Swords. Swords fall under a million categories. There’s broadswords, scimitars, cutlasses, rapiers, etc. I could write forever on this. My interest in them of course was inspired by my father’s Marine Corps Officer sword that hung in his study. And of course I had to buy a plastic one when I was a kid. It had a Civil War style blade, but a pirate’s hilt. Huh. Well, you don’t expect toy manufacturers to be accurate.

But in my youth, I was enamored of Martial Arts, so my interest in them became professional. In every style of Kung Fu, the broadsword is taught. And in Japanese martial arts, the Katana is revered (although it is not taught as part of the art, and I believe it’s a mistake).

The first sword I learned to use was a Katana, and of course, being in the 1980’s the Ninja-to was the next sword I learned to use. After that, the Chinese Broadsword.

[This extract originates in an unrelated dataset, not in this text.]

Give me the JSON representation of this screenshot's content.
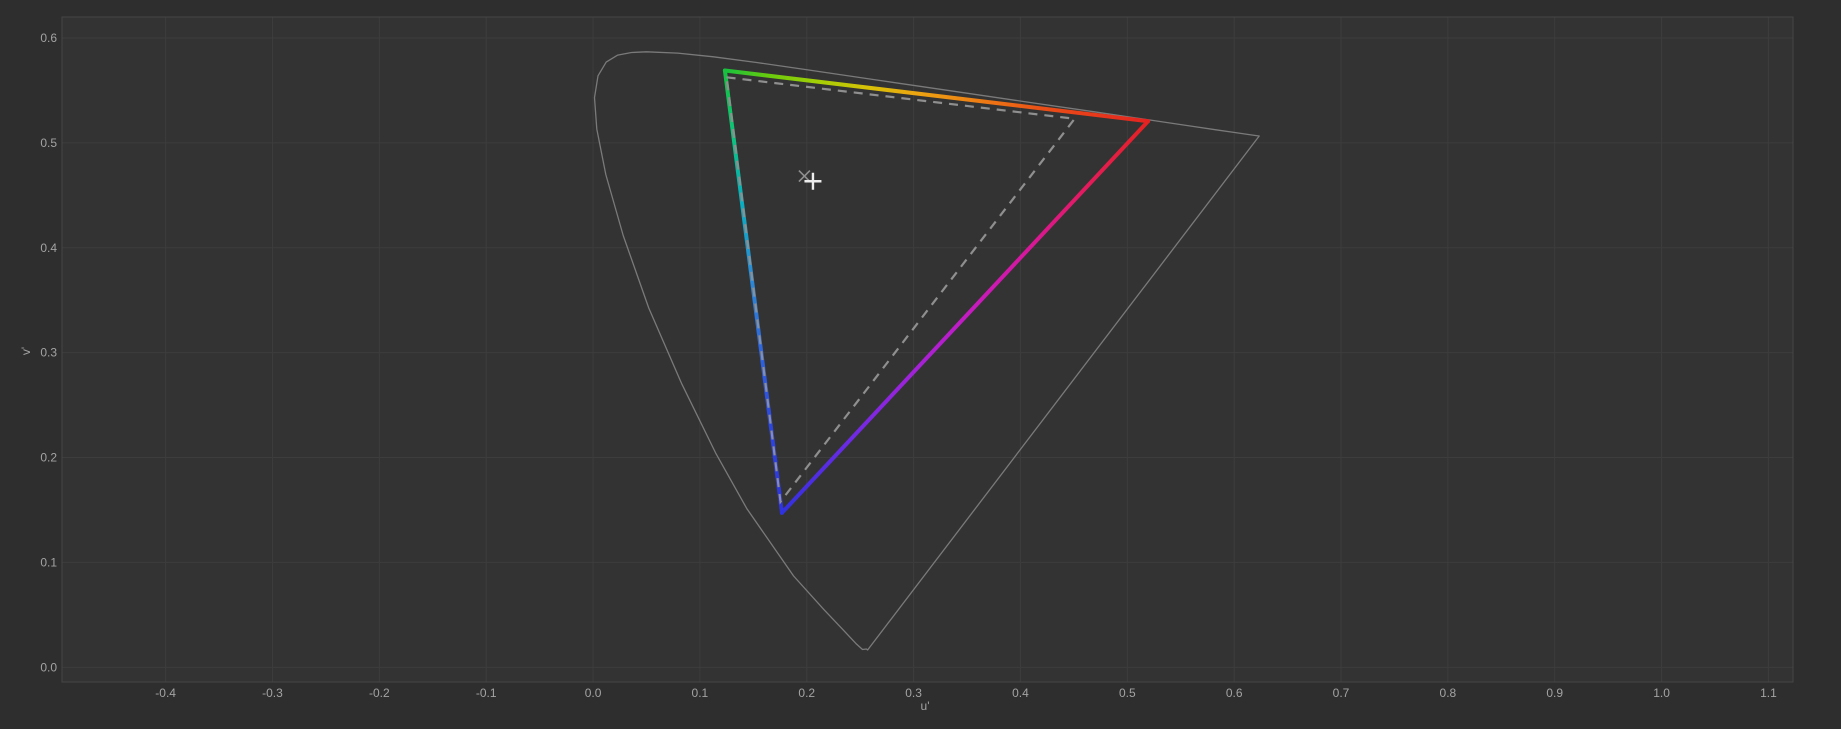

As I wrote in the beginning of this lengthy series, their is two different philosophies behind the swords. The Katana was designed to kill anyone at the distance of the first third of that sword. The Ninja-to was designed to get inside of that distance, and kill the Samurai at a closer distance. And the Chinese broadsword was designed for rapid swordplay.

Not one of them is better than the other, but the Katana ranks as one of the best designed swords of all time. Gallic warriors used to carry sharp swords, but they’d have to drop them and stand on them to straighten them out between kills. That tended to be fatal on the battlefield.

A more rigid sword was less sharp. The katana was the first sword to master the rigid blade and the soft, sharp edge. Chinese broadswords tend to softer, springier metals that last to this day. A Chinese made Katana will have a softer blade than a Japanese made one. If your protagonist has a cheap Katana and faces off against a more well off antagonist, he’ll be dismayed as the first cut of the antagonist slices his katana in two. That’s a good plot point, but now he’s got to run like mad. Watch out for the rooftop ledge!

(why is it that most swordfights in movies take place in basements or roof tops? Is there just some rule we can’t have a sword fight in an office space?)

Medieval swords tended to be big and heavy, and designed to hack through armor. As the economy of Europe worsened in the Middle Ages, knights reached a point they couldn’t afford armor or big swords – so they adopted the Italian sword style, which tended to be rapid, thin, light blades. The lumbering knight  with the heavy sword couldn’t keep up with the lighter blade design. In their armor, the lighter blade was ineffective, but the armor was increasingly too expensive.

The idea of a sword is to open one big cut, by hacking open one’s chest cavity, or striking off a major limb. Decapitation worked nicely. The terrifying sharpness of the Katana is evidenced by the propensity of striking down onto someone’s head – and Samurai usually wore ornate helmets to prevent that. Watch a Kendo kata, and you’ll see almost all the strikes are down onto the head.

Okay, I think I’ve written enough on fight scenes and weapons for now. I’m sure more will pop into my head, and I’ll be tempted to write about some Kung Fu weapon in the future. Hopefully, you’ve learned enough about weapons and fighting to write good fight scenes in novels!